According to the Yunnan Sourcing this tea is grown from a specific varietal and picked very early in the spring.
It is super light in flavor, in almost every way the complete opposite of the robust late harvest Teng Chong Hui Long Zhai I drank yesterday. There is an earthy vegetal nutty character and a lingering sweetness. A bit of astringency in the middle steeps reminds you it is green tea, and not a white tea. But it has quite a nice, and subtle aftertaste.
I’m starting a new project in the new year. After spending the last few months drinking White Tea, I’m going to immerse myself in Green Tea for the next bit of time.
I started by ordering a Green Tea sampler from Yunnan Sourcing which includes Five 50g portions of various teas from Yunnan.
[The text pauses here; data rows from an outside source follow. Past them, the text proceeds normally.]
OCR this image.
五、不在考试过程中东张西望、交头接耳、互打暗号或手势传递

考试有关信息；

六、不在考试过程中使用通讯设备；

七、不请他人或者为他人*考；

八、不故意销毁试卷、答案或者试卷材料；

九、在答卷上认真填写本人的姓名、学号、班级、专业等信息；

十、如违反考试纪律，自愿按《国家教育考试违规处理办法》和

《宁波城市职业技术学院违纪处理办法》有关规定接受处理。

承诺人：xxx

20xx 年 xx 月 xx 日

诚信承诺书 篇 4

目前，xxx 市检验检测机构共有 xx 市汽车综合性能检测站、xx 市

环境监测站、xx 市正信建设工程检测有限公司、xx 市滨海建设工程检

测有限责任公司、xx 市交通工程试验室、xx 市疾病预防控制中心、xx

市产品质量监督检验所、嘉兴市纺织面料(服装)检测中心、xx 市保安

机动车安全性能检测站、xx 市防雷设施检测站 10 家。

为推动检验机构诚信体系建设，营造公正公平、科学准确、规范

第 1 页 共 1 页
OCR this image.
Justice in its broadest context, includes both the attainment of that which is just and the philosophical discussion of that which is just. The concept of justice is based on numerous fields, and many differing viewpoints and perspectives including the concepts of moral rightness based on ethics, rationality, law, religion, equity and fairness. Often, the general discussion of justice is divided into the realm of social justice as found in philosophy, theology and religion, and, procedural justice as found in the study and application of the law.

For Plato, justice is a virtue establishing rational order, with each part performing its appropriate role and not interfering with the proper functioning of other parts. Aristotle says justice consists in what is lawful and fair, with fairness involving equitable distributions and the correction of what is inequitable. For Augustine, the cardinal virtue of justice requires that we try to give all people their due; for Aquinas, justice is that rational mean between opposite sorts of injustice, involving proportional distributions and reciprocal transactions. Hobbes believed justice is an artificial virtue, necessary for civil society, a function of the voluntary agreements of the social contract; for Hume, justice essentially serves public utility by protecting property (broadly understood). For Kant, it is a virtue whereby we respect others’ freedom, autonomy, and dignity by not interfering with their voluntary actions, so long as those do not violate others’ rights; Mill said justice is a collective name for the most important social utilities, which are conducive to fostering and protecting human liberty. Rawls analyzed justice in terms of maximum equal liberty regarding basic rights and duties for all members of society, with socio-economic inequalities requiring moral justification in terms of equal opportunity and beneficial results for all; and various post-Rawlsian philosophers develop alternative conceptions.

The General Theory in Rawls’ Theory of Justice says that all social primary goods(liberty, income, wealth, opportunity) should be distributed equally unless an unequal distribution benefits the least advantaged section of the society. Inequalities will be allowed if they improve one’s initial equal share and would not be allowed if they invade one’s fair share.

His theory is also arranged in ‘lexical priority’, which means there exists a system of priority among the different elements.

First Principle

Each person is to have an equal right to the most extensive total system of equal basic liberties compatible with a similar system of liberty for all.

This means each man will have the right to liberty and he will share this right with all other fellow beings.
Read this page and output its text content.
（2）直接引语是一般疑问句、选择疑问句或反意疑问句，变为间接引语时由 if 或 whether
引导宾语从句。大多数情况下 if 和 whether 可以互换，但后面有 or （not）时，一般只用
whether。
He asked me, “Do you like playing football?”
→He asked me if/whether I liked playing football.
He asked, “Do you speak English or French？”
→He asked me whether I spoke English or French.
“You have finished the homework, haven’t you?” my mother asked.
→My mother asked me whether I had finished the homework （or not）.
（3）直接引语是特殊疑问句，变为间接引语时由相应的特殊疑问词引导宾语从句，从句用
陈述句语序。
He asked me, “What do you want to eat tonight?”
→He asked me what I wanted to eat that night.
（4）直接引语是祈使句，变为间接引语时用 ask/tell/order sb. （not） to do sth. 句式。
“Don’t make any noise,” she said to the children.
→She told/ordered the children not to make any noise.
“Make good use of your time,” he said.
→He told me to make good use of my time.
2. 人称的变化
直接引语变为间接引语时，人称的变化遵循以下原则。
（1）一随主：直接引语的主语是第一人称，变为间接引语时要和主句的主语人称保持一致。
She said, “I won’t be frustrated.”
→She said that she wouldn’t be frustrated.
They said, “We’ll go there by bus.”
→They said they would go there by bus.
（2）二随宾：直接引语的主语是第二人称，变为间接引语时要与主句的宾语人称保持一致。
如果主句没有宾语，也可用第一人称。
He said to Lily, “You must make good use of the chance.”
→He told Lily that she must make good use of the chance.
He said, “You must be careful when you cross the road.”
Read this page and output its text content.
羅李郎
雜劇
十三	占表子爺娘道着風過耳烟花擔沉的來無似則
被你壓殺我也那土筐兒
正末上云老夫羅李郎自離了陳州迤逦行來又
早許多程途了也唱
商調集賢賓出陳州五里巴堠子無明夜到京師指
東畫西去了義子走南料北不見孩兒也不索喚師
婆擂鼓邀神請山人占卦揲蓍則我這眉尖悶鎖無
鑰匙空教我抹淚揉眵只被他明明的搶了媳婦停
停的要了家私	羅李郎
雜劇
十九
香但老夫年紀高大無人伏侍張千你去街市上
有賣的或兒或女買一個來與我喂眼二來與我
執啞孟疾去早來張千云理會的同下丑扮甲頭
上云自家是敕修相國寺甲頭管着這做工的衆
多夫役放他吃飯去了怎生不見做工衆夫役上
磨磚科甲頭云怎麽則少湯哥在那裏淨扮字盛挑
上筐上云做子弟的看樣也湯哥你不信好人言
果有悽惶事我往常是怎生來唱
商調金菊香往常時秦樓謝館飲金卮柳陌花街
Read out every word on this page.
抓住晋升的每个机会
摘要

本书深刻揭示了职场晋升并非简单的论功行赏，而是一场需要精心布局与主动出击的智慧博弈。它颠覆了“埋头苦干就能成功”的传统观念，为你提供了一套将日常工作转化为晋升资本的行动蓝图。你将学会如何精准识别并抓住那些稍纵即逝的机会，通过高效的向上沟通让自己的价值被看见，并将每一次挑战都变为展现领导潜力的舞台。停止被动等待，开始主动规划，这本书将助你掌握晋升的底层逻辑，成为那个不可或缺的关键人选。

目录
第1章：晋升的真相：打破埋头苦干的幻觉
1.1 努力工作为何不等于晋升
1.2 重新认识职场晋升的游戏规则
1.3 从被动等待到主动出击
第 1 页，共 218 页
If you aren’t familiar with metric portioning, ordering teas in metric amounts can be a bit daunting, (but, frankly, ounces are way worse).
To make things easier, think about it like this. A typical teaspoon of tea is about 2g, which is a single British/American portion of single steep, broken tea.
But, you say, “Erik, you just ordered 250g of green tea, that’s 125 servings of tea. How on earth are you going to drink that?”
Well, let’s just say, I use more than 2g of tea per serving.
A typical amount used for a single serving of multi-steeped, whole leaf, Chinese tea is more like 5g (or 7g, if you’re really working it), which is really just 50 servings. A month and a half, if you only drink one batch of tea a day.
Anyway, this is a very nice tea, though not a green tea for wall flowers.
It has a nice early vegetal aroma, chewy but not overwhelming bitterness, and a very long lasting sweet aftertaste. Appetite building! A bit like a slightly less assertive Raw (Sheng) Pu-Erh. Oh, and a pretty zippy caffeine content! Scott from Yunnan Sourcing says it is a good morning tea, and I agree.